Karen looked over to me.
“Didn’t you say you know her?”
“Yeah, we were on the same social work course.”
“Don will ask you to put a word in for him.”
A man’s voice was heard in the office on our left.
“You bastard.”
“Talk of the devil,” she said.
“That was never Don swearing,” I said. “I thought he was very religious.”
Karen took a chocolate digestive from the packet on her desk. “In theory,” she said.
“How do you mean?”
She sipped more tea and looked at me. “Did I never tell you Don tried to get off with me?”
I nearly choked on my cuppa.
“What?”
“Oh, yes. I think it was when you were off after your stroke.”
“The bloody hypocrite. What did you say?”
She looked askance at me.
“Gus! Do you even have to ask? I mean, who’d fancy Don?”
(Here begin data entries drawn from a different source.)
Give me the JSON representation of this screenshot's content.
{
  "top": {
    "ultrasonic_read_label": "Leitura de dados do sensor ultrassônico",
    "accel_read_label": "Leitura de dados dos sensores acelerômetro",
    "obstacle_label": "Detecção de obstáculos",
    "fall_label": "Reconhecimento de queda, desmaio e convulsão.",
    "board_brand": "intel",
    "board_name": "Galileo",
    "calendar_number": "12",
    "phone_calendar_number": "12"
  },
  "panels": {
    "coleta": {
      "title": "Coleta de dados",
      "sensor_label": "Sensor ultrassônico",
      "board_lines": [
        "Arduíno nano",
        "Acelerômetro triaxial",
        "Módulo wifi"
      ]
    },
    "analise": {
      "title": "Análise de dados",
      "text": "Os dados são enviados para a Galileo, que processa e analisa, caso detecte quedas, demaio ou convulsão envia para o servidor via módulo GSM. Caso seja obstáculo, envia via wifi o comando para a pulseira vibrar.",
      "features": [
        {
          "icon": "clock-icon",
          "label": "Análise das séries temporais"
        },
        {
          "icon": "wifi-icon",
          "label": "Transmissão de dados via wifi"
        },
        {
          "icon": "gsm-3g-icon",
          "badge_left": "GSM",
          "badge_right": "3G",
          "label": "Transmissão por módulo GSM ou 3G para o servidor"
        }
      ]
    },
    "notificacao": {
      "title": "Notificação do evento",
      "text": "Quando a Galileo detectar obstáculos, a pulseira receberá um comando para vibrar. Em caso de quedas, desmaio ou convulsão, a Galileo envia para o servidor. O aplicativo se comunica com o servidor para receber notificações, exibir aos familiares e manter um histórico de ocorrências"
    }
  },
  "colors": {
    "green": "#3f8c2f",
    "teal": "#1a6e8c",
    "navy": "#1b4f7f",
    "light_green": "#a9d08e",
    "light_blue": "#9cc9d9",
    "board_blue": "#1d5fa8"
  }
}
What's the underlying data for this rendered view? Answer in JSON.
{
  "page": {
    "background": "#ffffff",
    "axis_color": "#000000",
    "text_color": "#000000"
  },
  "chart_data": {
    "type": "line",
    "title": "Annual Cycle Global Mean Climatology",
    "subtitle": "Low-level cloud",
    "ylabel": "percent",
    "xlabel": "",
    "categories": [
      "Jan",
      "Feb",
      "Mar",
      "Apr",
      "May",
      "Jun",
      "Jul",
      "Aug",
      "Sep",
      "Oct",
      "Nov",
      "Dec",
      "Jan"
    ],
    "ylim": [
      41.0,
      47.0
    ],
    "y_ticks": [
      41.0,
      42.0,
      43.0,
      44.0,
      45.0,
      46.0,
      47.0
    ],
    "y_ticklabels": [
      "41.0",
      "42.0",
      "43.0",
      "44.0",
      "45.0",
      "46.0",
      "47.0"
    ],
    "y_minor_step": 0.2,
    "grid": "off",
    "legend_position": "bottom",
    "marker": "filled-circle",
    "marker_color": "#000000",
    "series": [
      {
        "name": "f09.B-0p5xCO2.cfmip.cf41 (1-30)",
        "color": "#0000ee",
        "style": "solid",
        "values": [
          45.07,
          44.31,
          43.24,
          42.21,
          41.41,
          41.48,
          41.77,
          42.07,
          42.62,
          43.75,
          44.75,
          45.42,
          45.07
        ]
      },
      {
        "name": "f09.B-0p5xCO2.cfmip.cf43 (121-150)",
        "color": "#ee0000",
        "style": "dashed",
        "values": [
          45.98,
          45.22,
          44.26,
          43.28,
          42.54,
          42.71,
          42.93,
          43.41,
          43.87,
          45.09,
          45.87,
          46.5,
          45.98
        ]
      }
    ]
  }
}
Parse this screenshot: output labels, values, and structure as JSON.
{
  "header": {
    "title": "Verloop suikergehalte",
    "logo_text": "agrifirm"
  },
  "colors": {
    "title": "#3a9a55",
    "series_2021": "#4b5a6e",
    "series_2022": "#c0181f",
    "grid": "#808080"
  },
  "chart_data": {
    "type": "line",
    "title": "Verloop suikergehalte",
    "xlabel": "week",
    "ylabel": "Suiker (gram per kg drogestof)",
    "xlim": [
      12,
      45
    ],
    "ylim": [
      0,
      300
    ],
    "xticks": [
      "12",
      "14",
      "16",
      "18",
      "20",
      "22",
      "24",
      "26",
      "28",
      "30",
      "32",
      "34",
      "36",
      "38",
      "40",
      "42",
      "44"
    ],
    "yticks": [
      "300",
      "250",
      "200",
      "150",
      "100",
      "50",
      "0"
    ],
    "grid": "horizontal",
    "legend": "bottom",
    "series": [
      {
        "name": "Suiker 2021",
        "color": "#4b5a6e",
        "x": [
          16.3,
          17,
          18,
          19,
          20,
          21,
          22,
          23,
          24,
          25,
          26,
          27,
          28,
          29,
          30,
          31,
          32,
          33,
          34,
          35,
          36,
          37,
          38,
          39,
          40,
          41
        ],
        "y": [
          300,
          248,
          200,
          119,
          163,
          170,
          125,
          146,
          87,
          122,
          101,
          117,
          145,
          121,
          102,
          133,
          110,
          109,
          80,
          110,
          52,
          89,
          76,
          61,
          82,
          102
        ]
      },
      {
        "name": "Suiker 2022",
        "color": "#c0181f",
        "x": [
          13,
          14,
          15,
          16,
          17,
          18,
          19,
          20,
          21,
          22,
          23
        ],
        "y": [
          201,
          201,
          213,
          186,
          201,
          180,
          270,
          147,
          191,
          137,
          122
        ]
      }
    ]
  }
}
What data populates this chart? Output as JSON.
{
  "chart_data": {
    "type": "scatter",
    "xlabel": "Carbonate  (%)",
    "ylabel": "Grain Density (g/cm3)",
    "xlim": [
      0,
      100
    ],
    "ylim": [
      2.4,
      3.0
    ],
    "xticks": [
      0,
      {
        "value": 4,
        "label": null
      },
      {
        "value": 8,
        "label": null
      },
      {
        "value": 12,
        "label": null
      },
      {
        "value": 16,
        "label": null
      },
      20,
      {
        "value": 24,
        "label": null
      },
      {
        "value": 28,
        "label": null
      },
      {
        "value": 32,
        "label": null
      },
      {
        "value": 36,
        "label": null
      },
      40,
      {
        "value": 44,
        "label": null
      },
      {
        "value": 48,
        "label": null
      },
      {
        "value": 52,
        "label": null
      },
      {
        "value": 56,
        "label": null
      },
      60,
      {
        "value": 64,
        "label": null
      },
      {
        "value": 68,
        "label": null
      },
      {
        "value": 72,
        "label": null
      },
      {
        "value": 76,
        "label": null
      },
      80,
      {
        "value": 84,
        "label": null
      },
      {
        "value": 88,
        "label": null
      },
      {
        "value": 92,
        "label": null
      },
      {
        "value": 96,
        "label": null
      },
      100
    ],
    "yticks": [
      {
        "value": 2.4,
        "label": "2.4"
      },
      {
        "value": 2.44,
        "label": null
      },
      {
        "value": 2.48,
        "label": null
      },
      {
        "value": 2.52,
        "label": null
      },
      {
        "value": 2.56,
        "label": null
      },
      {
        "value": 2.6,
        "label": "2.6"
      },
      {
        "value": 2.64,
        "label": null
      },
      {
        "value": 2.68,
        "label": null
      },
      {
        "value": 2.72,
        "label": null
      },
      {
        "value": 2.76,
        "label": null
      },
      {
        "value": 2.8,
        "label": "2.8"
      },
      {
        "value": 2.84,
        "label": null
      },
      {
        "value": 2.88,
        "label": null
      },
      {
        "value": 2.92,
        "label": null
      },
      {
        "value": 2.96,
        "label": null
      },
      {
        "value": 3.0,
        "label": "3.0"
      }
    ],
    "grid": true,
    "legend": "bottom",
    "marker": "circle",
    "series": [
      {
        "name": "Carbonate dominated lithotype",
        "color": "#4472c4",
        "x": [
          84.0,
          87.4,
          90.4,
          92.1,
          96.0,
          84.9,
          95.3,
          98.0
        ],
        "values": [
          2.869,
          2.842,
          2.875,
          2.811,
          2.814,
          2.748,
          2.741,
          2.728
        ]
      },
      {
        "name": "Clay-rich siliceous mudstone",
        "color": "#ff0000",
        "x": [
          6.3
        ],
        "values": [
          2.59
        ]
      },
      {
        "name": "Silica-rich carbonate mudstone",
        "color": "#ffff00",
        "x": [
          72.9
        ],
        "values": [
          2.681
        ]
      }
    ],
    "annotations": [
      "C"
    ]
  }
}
We turned towards the room where the voice had come from to see a door open. A man of about Karen’s age, taller than me, emerged. Looking towards us briefly, he attempted a smile of greeting, which was more of a grimace. His flushed cheeks contrasted with his unruffled exterior. The striped, open neck shirt and neatly cut fair hair gave him the appearance of a City whiz kid. What had been going on in there? Best not to ask, I decided.
“Boss and deputy fall out,” said Karen with satisfaction, jerking her head towards Don as he moved rapidly away.
“Not for the first time,” I said.
“You’re well out of it,” said Karen.
“Yeah.”
“We’ll all miss you when you go,” she smiled, as her phone rang again. “We’ll have nobody to confide in.”
I wouldn’t really miss hearing about Karen’s difficulty conceiving, I thought guiltily, her husband’s low sperm count and the way it had virtually destroyed their marriage. All my life people had told me their troubles. Maybe that’s why I had gone into social work, I thought. May as well get paid for it. I said the words ‘early retirement’ to myself and looked at my watch. Not long to go.